2.8. va peraltro precisato che, per il rispetto del principio de minimis non basta che l’importo chiesto in rimborso ed oggetto del singolo procedimento sia inferiore alla soglia fissata del diritto dell’UE, dovendo invece la relativa prova riguardare l’ammontare massimo totale dell’aiuto rientrante nella categoria de minimis su un periodo di tre anni a decorrere dal momento del primo (Cass. sez. lav., 09/06/2017, n. 14465).

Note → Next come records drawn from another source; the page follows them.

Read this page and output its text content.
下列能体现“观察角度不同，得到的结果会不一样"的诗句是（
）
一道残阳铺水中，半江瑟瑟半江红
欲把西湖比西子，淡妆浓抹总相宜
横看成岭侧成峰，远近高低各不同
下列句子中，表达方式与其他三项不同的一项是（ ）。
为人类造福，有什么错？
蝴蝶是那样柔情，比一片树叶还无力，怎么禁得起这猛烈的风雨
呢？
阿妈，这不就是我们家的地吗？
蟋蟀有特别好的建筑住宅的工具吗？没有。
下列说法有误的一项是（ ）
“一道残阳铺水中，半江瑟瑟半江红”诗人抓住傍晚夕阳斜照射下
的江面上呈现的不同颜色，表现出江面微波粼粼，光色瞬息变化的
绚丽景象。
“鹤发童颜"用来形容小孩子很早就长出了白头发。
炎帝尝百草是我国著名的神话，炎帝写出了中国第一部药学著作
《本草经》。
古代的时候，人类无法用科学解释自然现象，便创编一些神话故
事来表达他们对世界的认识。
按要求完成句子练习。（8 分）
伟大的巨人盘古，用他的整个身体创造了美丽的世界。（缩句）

2.9 ovviamente l’onere di provare le suddette circostanze incombe al soggetto che invoca il beneficio, tuttavia, l’applicazione dello ius superveniens, rappresentato dalla vincolante decisione della Commissione UE (sopravvenuta nel corso del giudizio di appello), e la sua diretta incidenza sulla decisione della lite, nel determinare la cassazione della sentenza delle commissione regionale, consentono l’esibizione, in sede di rinvio, degli ulteriori documenti necessari per l’accertamento di quei fatti che, in precedenza, non erano indispensabili ai fini della decisione, ma che ora costituiscono il presupposto per l’applicazione della nuova regola giuridica dell’UE (Cass. n. 22377/2017, cit.; conf. n. 29905/2017, cit.);

2.10. si è precisato (Cass. n. 3070 del 2018), che “benchè la Commissione UE abbia espressamente previsto un’eccezione all’obbligo di recupero degli aiuti già erogati, ove sia giustificata dalla scadenza del termine decennale di conservazione dei documenti contabili (dec. Cit., 5150), tale eccezione va interpretata in maniera restrittiva. Non è, infatti, possibile autorizzare, per analogia, successivamente all’adozione della decisione impugnata, l’erogazione automatica di aiuti dichiarati incompatibili, senza privare di efficacia pratica detta decisione e l’intero sistema di controllo degli aiuti di Stato” (Trib. UE, 26/01/2018, Centro Clinico e Diagnostico G.B. Morgagni, cit., 596-97 e 598-104);

2.11. resta in disparte ogni eventuale futura evoluzione nella disciplina Euro-unitaria, che dovrà essere verificata sempre in sede di giudizio di rinvio (Cass., n. 1325/2018, cit.);

2.12. infine, “resta fermo che la riduzione dei tributi dovuti da imprese in aree colpite da calamità naturali non è applicabile in materia d’IVA, atteso che il riconoscimento del diritto al rimborso proporzionale delle somme già corrisposte, non soddisfacendo il principio di neutralità fiscale e non garantendo la riscossione integrale dell’IVA dovuta nel territorio italiano, si pone di per se stesso in contrasto col diritto dell’UE, come ha stabilito la Corte di Lussemburgo in causa C-82/14 (Corte giustizia, 15/07/2015, Nuova Invincibile; conf. Cass. sez. trib., 21/04/2017, n. 10084; 16/09/2016, n. 18205; 16/12/2015, n. 25278)”;

2. il ricorso va quindi accolto nei termini sopra enunciati, con cassazione della sentenza impugnata e rinvio alla Commissione tributaria regionale della Sicilia, in diversa composizione, cui è demandato di procedere a nuovo esame in conformità ai superiori principi di diritto, osservando la decisione della Commissione UE del 14/08/2015 e le indicazioni della Corte di giustizia del 15/07/2015, verificando la posizione del ricorrente in relazione al richiesto rimborso dei tributi pagati in eccesso;

4. il Giudice del rinvio provvederà anche alla liquidazione delle spese del presente giudizio di legittimità.

P.Q.M.

La Corte accoglie il ricorso nei termini di cui in motivazione, cassa la sentenza impugnata e rinvia alla Commissione Tributaria Regionale della Sicilia, in diversa composizione, cui demanda di provvedere anche sulle spese del giudizio di legittimità.

Così deciso in Roma, nella camera di consiglio della Corte di Cassazione, Sezione Tributaria, il 15 gennaio 2019.